Beginning of the end: Amish Tripathi talks about the fourth book in his 'Ram Chandra' series
A neat culmination to Amish Tripathi’s Rama Chandra series, War of Lanka hints at the possibilities of a new story.
Published: 11th December 2022 05:00 AM | Last Updated: 11th December 2022 02:22 PM | A+A A-
Amish Tripathi is a best-selling author, with several other hats. He has written non-fiction books and one on Suhel Dev. He is, however, predominantly identified with his works of mythological fiction. His latest is the fourth book in the Ram Chandra series, after Ram, Sita, and Raavan. War of Lanka is the natural and inevitable denouement of the first three installments and ends the Ramayana story, so to speak, but not quite, since we are told in Vashishtha’s words, right at the end, that the story will go on. In some way, the Meluha strand from his Shiva trilogy will be integrated with the Ram Chandra one. The author will tell us, in due course.
There is a renewed interest in writing in the mythological fiction genre in English. There are authors who have one-off books and there are those who write a series. Tripathi’s books are, of course, interwoven much more with each other, than many of his contemporaries works. Those who have read all or most of his books will know that his writing has matured over time.
His prose has noticeably become better and tighter. The sufficiently hidden indications that the author had provided through the earlier books in the series, much like clues in a detective story, come together in this final installment with neat twists and clever turns, making it the best fiction that Tripathi has written to date.
Everyone knows the basic Ramayana story. We know Kumbhakarna, Indrajit and Ravana will be killed. Lanka will be burnt down. Apart from the fact that he spins a good story, those familiar with the author’s style know that he throws in an unexpected angle––novel and innovative. With most authors writing mythological fiction, it gets tricky, raising the question, ‘should creativity be allowed to distort what we know of history?’ Tripathi has, however, managed to steer clear of any such controversy.
Credit goes to his impeccable research and the fact that the story of Ramayana or Shiva isn’t quite recorded history in that sense. There are beliefs and indeed, in the case of both the Shiva and the Ram Chandra series, some of what the author writes may seem to jar with popular perceptions, but this is not done with any disrespect, but a lot of veneration.

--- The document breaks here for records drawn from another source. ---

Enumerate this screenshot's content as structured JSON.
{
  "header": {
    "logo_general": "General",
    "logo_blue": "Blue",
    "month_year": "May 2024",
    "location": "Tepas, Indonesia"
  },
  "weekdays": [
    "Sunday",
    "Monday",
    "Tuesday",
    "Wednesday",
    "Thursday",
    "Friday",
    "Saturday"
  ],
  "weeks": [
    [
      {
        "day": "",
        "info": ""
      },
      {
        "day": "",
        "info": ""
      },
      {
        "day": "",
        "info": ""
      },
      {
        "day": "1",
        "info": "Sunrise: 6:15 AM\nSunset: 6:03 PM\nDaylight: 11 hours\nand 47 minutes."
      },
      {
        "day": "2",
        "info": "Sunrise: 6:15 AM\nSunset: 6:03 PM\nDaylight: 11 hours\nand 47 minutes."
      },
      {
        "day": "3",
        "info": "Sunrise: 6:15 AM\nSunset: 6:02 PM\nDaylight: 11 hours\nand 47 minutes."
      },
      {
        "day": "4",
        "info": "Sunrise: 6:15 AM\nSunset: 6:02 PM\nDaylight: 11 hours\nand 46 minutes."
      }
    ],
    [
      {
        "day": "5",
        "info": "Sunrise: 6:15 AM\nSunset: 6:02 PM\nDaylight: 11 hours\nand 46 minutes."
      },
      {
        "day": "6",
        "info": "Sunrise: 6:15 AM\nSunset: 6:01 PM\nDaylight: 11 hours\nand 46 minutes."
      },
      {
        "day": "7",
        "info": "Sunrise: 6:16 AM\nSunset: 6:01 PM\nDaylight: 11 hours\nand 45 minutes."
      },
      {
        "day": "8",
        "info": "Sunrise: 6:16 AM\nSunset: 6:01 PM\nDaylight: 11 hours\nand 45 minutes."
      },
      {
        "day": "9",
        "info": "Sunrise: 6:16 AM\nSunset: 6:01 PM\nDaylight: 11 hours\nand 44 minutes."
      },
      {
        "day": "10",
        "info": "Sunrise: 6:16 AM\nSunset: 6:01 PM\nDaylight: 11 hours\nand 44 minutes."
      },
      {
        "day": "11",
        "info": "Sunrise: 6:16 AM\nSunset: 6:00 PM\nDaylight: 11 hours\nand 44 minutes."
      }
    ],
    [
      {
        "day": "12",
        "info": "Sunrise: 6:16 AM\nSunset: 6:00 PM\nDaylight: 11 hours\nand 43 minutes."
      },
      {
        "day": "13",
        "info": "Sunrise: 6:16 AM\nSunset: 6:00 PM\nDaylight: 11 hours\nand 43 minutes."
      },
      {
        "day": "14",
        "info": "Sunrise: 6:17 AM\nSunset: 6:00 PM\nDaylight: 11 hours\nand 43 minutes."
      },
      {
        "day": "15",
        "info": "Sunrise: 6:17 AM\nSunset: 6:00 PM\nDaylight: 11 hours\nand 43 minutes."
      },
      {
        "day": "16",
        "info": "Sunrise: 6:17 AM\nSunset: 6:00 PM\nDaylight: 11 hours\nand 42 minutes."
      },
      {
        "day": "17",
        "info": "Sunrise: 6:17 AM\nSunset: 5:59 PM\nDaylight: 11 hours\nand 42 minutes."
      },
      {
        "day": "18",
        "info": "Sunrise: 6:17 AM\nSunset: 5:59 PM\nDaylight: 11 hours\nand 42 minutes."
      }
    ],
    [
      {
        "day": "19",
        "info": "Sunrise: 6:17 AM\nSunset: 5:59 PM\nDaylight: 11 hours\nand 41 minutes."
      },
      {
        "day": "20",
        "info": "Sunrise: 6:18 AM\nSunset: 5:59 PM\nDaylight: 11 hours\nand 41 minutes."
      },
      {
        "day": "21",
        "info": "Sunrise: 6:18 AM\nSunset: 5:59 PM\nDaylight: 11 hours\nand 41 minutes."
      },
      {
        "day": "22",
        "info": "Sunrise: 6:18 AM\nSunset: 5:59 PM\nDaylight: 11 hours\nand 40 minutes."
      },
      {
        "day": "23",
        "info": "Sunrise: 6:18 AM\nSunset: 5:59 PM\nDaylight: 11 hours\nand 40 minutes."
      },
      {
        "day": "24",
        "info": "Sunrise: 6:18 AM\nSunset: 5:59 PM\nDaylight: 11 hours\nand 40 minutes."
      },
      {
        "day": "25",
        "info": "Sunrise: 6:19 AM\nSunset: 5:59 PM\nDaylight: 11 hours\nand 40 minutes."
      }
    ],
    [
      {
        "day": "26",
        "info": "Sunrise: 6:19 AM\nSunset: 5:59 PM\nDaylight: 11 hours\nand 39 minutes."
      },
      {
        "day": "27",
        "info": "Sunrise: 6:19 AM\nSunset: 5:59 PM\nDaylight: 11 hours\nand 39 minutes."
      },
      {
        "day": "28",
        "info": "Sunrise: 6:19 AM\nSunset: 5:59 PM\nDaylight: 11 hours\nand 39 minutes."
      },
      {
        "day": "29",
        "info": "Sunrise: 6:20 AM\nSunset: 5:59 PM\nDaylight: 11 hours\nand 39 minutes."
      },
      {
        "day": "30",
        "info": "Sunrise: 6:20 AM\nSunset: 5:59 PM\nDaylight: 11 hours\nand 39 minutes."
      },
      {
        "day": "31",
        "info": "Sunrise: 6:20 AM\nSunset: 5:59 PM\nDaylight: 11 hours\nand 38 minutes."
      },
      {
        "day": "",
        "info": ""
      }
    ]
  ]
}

Outside fiction, Tripathi is interested in economy, governance, and present-day society. Therefore, contemporary issues also have a way of getting woven into his storytelling. This relevance and the use of modern language that today’s reader can relate to are perhaps partly responsible for his works becoming bestsellers, though one can balk a bit at a character from Valmiki Ramayana using such modern language. The bottom line is that this is a wonderfully readable book, ending, but not quite ending, the Rama Chandra series. There is reason to expectantly wait for the story that will tell us about the rise of Meluha.